Take part in new research to help us learn more about mental health disclosure
Many initiatives encourage us to talk openly about mental health challenges. Through this study we want to know more about why this is often hard to do.
What we're doing
Some research suggests that being able to tell others about your mental health diagnosis can be good for your wellbeing, but it can be difficult to do. We are trying to understand more about this in order to help more people in the future.
One thing that might make disclosure more difficult is stigma, and in particular the way we think others think about us. For this study we are exploring the effects of mental health stereotypes, and the stigma of disclosure, to help us understand what impacts on self-disclosure. Our findings will be important to help guide interventions to support people making their own decisions about disclosing, and may also be a small step towards greater social change around mental health.

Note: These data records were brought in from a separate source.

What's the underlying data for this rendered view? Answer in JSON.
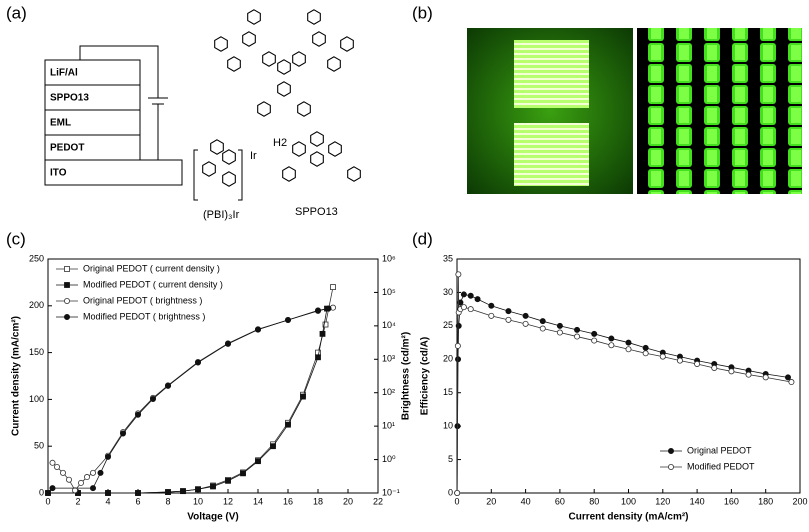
{
  "panel_labels": [
    "(a)",
    "(b)",
    "(c)",
    "(d)"
  ],
  "device": {
    "layers": [
      "LiF/Al",
      "SPPO13",
      "EML",
      "PEDOT",
      "ITO"
    ],
    "molecules": [
      "H2",
      "(PBI)₃Ir",
      "SPPO13"
    ],
    "atom": "Ir"
  },
  "chart_data": [
    {
      "type": "line",
      "xlabel": "Voltage (V)",
      "ylabel": "Current density (mA/cm²)",
      "y2label": "Brightness (cd/m²)",
      "xlim": [
        0,
        22
      ],
      "xticks": [
        0,
        2,
        4,
        6,
        8,
        10,
        12,
        14,
        16,
        18,
        20,
        22
      ],
      "ylim": [
        0,
        250
      ],
      "yticks": [
        0,
        50,
        100,
        150,
        200,
        250
      ],
      "y2lim": [
        0.1,
        1000000
      ],
      "y2scale": "log",
      "y2ticks": [
        {
          "value": 0.1,
          "label": "10⁻¹"
        },
        {
          "value": 1,
          "label": "10⁰"
        },
        {
          "value": 10,
          "label": "10¹"
        },
        {
          "value": 100,
          "label": "10²"
        },
        {
          "value": 1000,
          "label": "10³"
        },
        {
          "value": 10000,
          "label": "10⁴"
        },
        {
          "value": 100000,
          "label": "10⁵"
        },
        {
          "value": 1000000,
          "label": "10⁶"
        }
      ],
      "legend": "upper left",
      "series": [
        {
          "name": "Original PEDOT ( current density )",
          "color": "#333333",
          "marker": "square",
          "filled": false,
          "axis": "y",
          "x": [
            0,
            2,
            4,
            6,
            8,
            9,
            10,
            11,
            12,
            13,
            14,
            15,
            16,
            17,
            18,
            18.5,
            19
          ],
          "values": [
            0,
            0,
            0,
            0,
            1,
            2,
            4,
            8,
            14,
            22,
            35,
            52,
            75,
            105,
            150,
            180,
            220
          ]
        },
        {
          "name": "Modified PEDOT ( current density )",
          "color": "#111111",
          "marker": "square",
          "filled": true,
          "axis": "y",
          "x": [
            0,
            2,
            4,
            6,
            8,
            9,
            10,
            11,
            12,
            13,
            14,
            15,
            16,
            17,
            18,
            18.3,
            18.6
          ],
          "values": [
            0,
            0,
            0,
            0,
            1,
            2,
            4,
            7,
            13,
            21,
            34,
            50,
            73,
            103,
            145,
            170,
            197
          ]
        },
        {
          "name": "Original PEDOT ( brightness )",
          "color": "#333333",
          "marker": "circle",
          "filled": false,
          "axis": "y2",
          "x": [
            0.3,
            0.6,
            1,
            1.4,
            1.8,
            2.2,
            2.6,
            3,
            4,
            5,
            6,
            7,
            8,
            10,
            12,
            14,
            16,
            18,
            19
          ],
          "values": [
            0.8,
            0.6,
            0.4,
            0.25,
            0.12,
            0.2,
            0.3,
            0.4,
            1.3,
            6.6,
            24,
            70,
            166,
            830,
            3000,
            7900,
            15000,
            29000,
            35000
          ]
        },
        {
          "name": "Modified PEDOT ( brightness )",
          "color": "#111111",
          "marker": "circle",
          "filled": true,
          "axis": "y2",
          "x": [
            0.3,
            3,
            3.5,
            4,
            5,
            6,
            7,
            8,
            10,
            12,
            14,
            16,
            18,
            18.7
          ],
          "values": [
            0.14,
            0.14,
            0.4,
            1.2,
            6,
            22,
            65,
            160,
            800,
            2900,
            7700,
            15000,
            28000,
            33000
          ]
        }
      ]
    },
    {
      "type": "line",
      "xlabel": "Current density (mA/cm²)",
      "ylabel": "Efficiency (cd/A)",
      "xlim": [
        0,
        200
      ],
      "xticks": [
        0,
        20,
        40,
        60,
        80,
        100,
        120,
        140,
        160,
        180,
        200
      ],
      "ylim": [
        0,
        35
      ],
      "yticks": [
        0,
        5,
        10,
        15,
        20,
        25,
        30,
        35
      ],
      "legend": "lower right",
      "series": [
        {
          "name": "Original PEDOT",
          "color": "#111111",
          "marker": "circle",
          "filled": true,
          "axis": "y",
          "x": [
            0.1,
            0.3,
            0.6,
            1,
            2,
            4,
            8,
            12,
            20,
            30,
            40,
            50,
            60,
            70,
            80,
            90,
            100,
            110,
            120,
            130,
            140,
            150,
            160,
            170,
            180,
            193
          ],
          "values": [
            0,
            10,
            20,
            25,
            28.5,
            29.7,
            29.5,
            29,
            28,
            27.2,
            26.5,
            25.7,
            25,
            24.4,
            23.8,
            23.1,
            22.5,
            21.7,
            21,
            20.4,
            19.8,
            19.3,
            18.8,
            18.3,
            17.8,
            17.3
          ]
        },
        {
          "name": "Modified PEDOT",
          "color": "#333333",
          "marker": "circle",
          "filled": false,
          "axis": "y",
          "x": [
            0.1,
            0.5,
            0.8,
            1,
            2,
            4,
            8,
            20,
            30,
            40,
            50,
            60,
            70,
            80,
            90,
            100,
            110,
            120,
            130,
            140,
            150,
            160,
            170,
            180,
            195
          ],
          "values": [
            0,
            22,
            32.7,
            27,
            27.5,
            27.8,
            27.5,
            26.5,
            25.9,
            25.3,
            24.6,
            24,
            23.4,
            22.8,
            22.1,
            21.5,
            20.9,
            20.4,
            19.8,
            19.3,
            18.7,
            18.2,
            17.7,
            17.3,
            16.6
          ]
        }
      ]
    }
  ]
}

To be eligible to take part in this study you must :
- be aged over 18
- have a mental health diagnosis
- have basic proficiency in spoken English
For this study, we regret we are unable to accept those who have been diagnosed with development disorders or organic impairments.
You will need to travel to the University campus to take part.
Your visit will involve a meeting with one of our research team lasting approximately 30 minutes. You'll be asked to think about telling someone about your mental health - either someone with positive or negative attitudes towards mental health. Afterwards you'll also be asked to complete some questionnaires about how this has made you feel.
At the end we will give you more information about the study and an opportunity to ask further questions.
What you'll get
All participants will receive a £5 gift voucher as a thank you for taking part. You will also be offered a optional mindfulness exercise, if you feel you would benefit from this.
More about the study
Lorna Hogg explained: "We live in a society where we are told that we should be more open about mental health, and campaigns such as 'Time to Change' are at the forefront of such societal change. But we know that it is not always easy to talk about mental health, and more needs to be done to open up the conversation on an individual level. Here we want to learn more about stereotypes and mental health and the impact of these on influencing how or whether individuals disclose.”
Mia Foxhall who is leading the research added: "Participants in this study will help develop our understanding of stereotypes and their role in mental health-disclosure to help support interventions in the future. We hope this can be both beneficial to individuals taking part and also help us bring about wider change in relation to mental health disclosure."